I’ve read that at least 10 times and I just don’t get the bluejeans point. Now we know why John Paul II ruled that cardinals over the age of 80 will not be able to vote for the next pope.

The reporter makes the same mistake my religion reporter made years before. She assumes that religious positions should be subject to the whims of public opinion, especially the public opinion as expressed by liberals and leftists.

“Changing views about the role of women and the predominance of married clergy in other faiths may help shape the opinions of Americans and American Catholics toward the Vatican’s rules on ordination and priest celibacy,” the reporter writes. This is the ecclesiastical equivalent of the “Constitution-as-living-breathing-document.” There are no absolutes. Everything is relative.
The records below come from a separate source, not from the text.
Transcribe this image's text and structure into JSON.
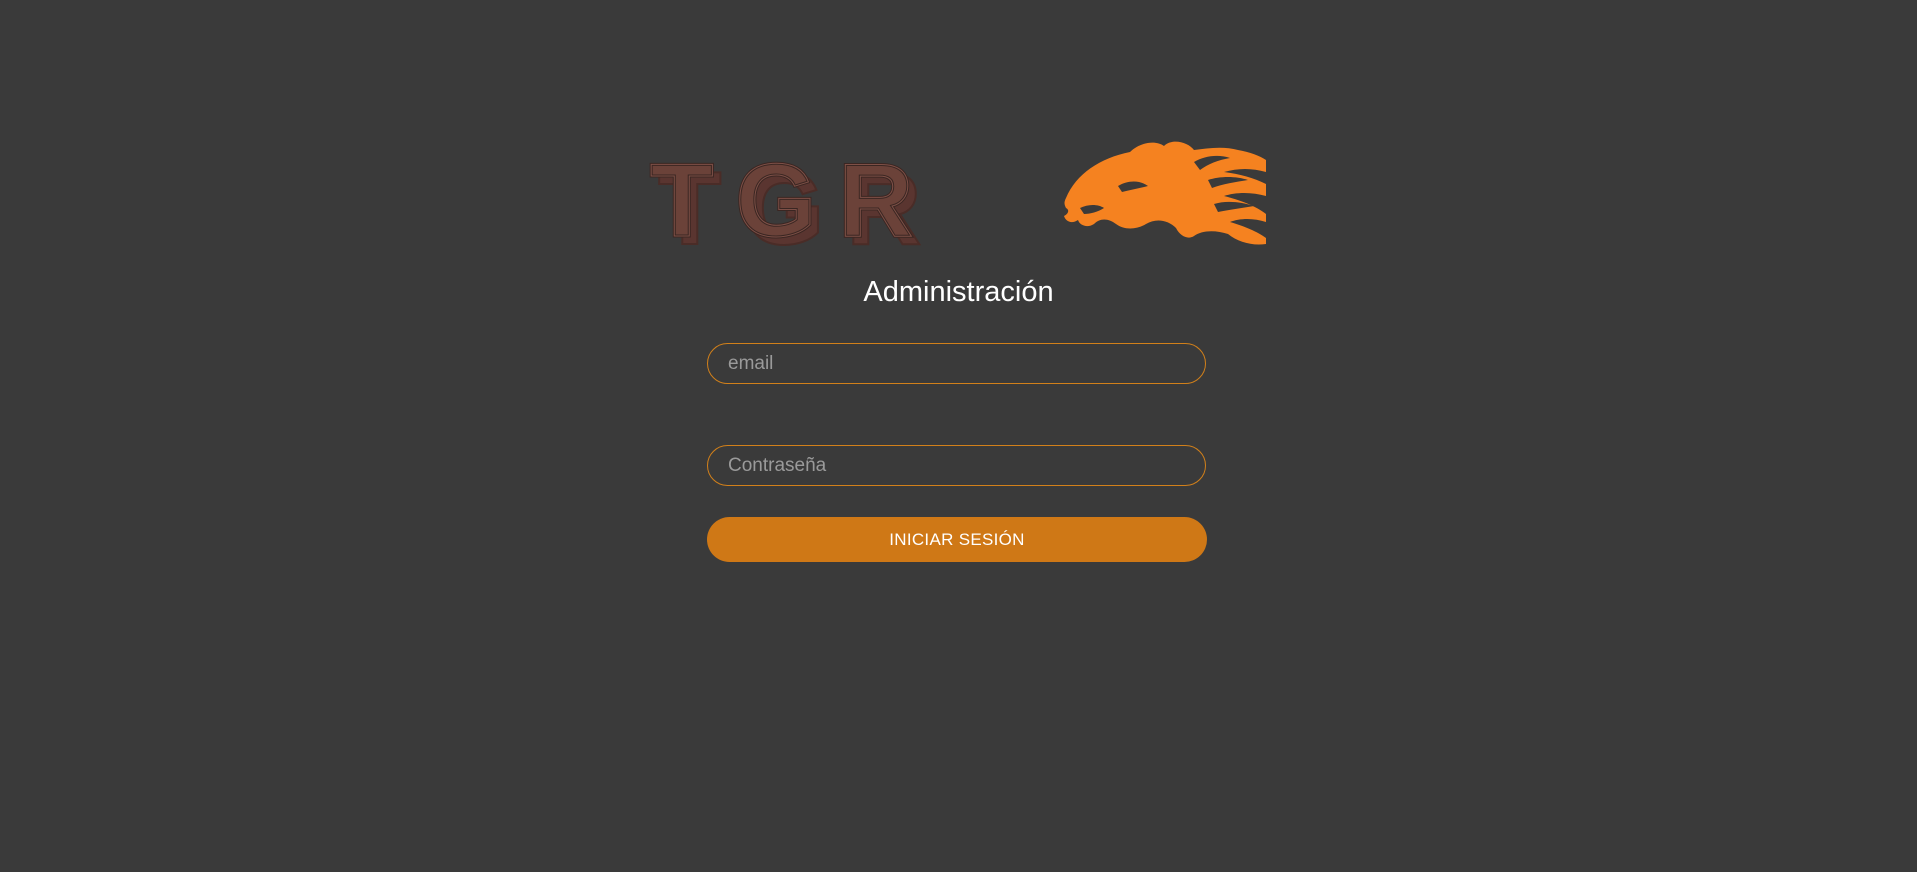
{
  "brand": {
    "logo_text": "TGR",
    "logo_icon": "flaming-jaguar-icon",
    "accent_color": "#f58220",
    "logo_text_color": "#6b4239"
  },
  "login": {
    "title": "Administración",
    "email_placeholder": "email",
    "password_placeholder": "Contraseña",
    "submit_label": "INICIAR SESIÓN",
    "button_color": "#cf7816",
    "border_color": "#d2801a",
    "background_color": "#3a3a3a"
  }
}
There are no “truths” to adhere to. Every time I read stuff like this I think of Flip Wilson’s fictitious “Church of What’s Happenin’ Now,” with the choir singing “Do Your Thing, Do What You Wanna Do.”
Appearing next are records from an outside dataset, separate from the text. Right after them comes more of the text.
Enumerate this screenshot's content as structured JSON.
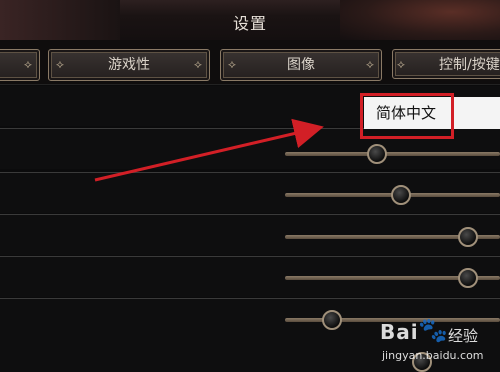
{
  "window": {
    "title": "设置"
  },
  "tabs": [
    {
      "label": ""
    },
    {
      "label": "游戏性"
    },
    {
      "label": "图像"
    },
    {
      "label": "控制/按键"
    }
  ],
  "language": {
    "value": "简体中文"
  },
  "sliders": [
    {
      "value_fraction": 0.43
    },
    {
      "value_fraction": 0.54
    },
    {
      "value_fraction": 0.85
    },
    {
      "value_fraction": 0.85
    },
    {
      "value_fraction": 0.22
    }
  ],
  "annotation": {
    "highlight_color": "#d21f26"
  },
  "watermark": {
    "brand": "Bai",
    "cn": "经验",
    "url": "jingyan.baidu.com"
  }
}
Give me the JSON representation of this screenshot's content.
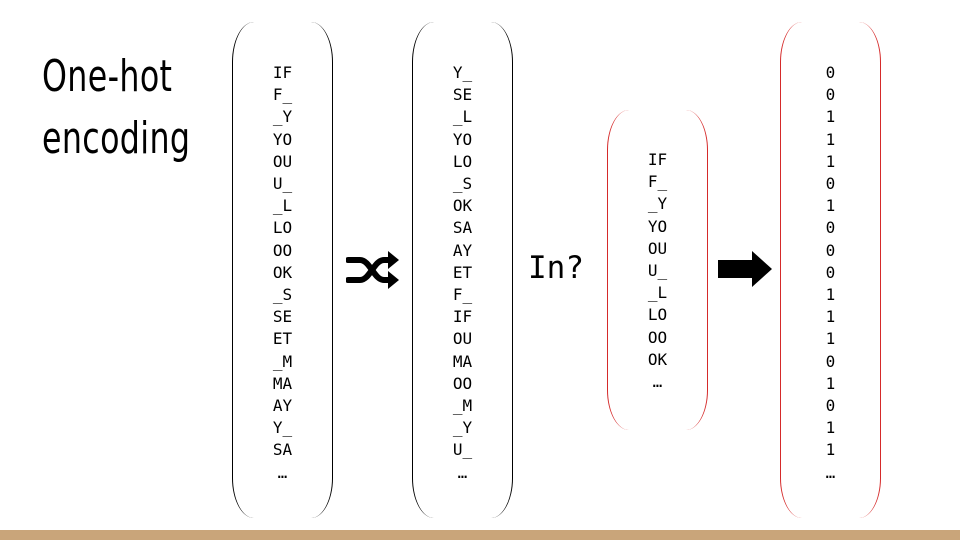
{
  "title": {
    "line1": "One-hot",
    "line2": "encoding"
  },
  "columns": {
    "bigrams": [
      "IF",
      "F_",
      "_Y",
      "YO",
      "OU",
      "U_",
      "_L",
      "LO",
      "OO",
      "OK",
      "_S",
      "SE",
      "ET",
      "_M",
      "MA",
      "AY",
      "Y_",
      "SA",
      "…"
    ],
    "shuffled": [
      "Y_",
      "SE",
      "_L",
      "YO",
      "LO",
      "_S",
      "OK",
      "SA",
      "AY",
      "ET",
      "F_",
      "IF",
      "OU",
      "MA",
      "OO",
      "_M",
      "_Y",
      "U_",
      "…"
    ],
    "query": [
      "IF",
      "F_",
      "_Y",
      "YO",
      "OU",
      "U_",
      "_L",
      "LO",
      "OO",
      "OK",
      "…"
    ],
    "encoding": [
      "0",
      "0",
      "1",
      "1",
      "1",
      "0",
      "1",
      "0",
      "0",
      "0",
      "1",
      "1",
      "1",
      "0",
      "1",
      "0",
      "1",
      "1",
      "…"
    ]
  },
  "in_label": "In?",
  "icons": {
    "shuffle": "shuffle-icon",
    "arrow": "right-arrow-icon"
  },
  "colors": {
    "red_bracket": "#d52a2a",
    "footer_bar": "#c9a57a"
  }
}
The reporter speculates that major changes “seem unlikely soon for the tradition-bound church” but, engaging in some wishful thinking, adds “some within the clergy say they may be inevitable, especially with the Vatican hard-pressed to enlist new priests.”

It is pretty clear that “tradition-bound” is not a good thing in the eyes of this reporter. But then, tradition is the bugaboo of leftists. Everywhere you turn leftists and their agents are trying to destroy some tradition, whether it’s the Boy Scouts, men-only at VMI, crosses on city seals or the Ten Commandments and Nativity scenes on public property.

Oh, one thing never mentioned in this story? Jesus.

Jon Ham is vice president of The John Locke Foundation and publisher of Carolina Journal.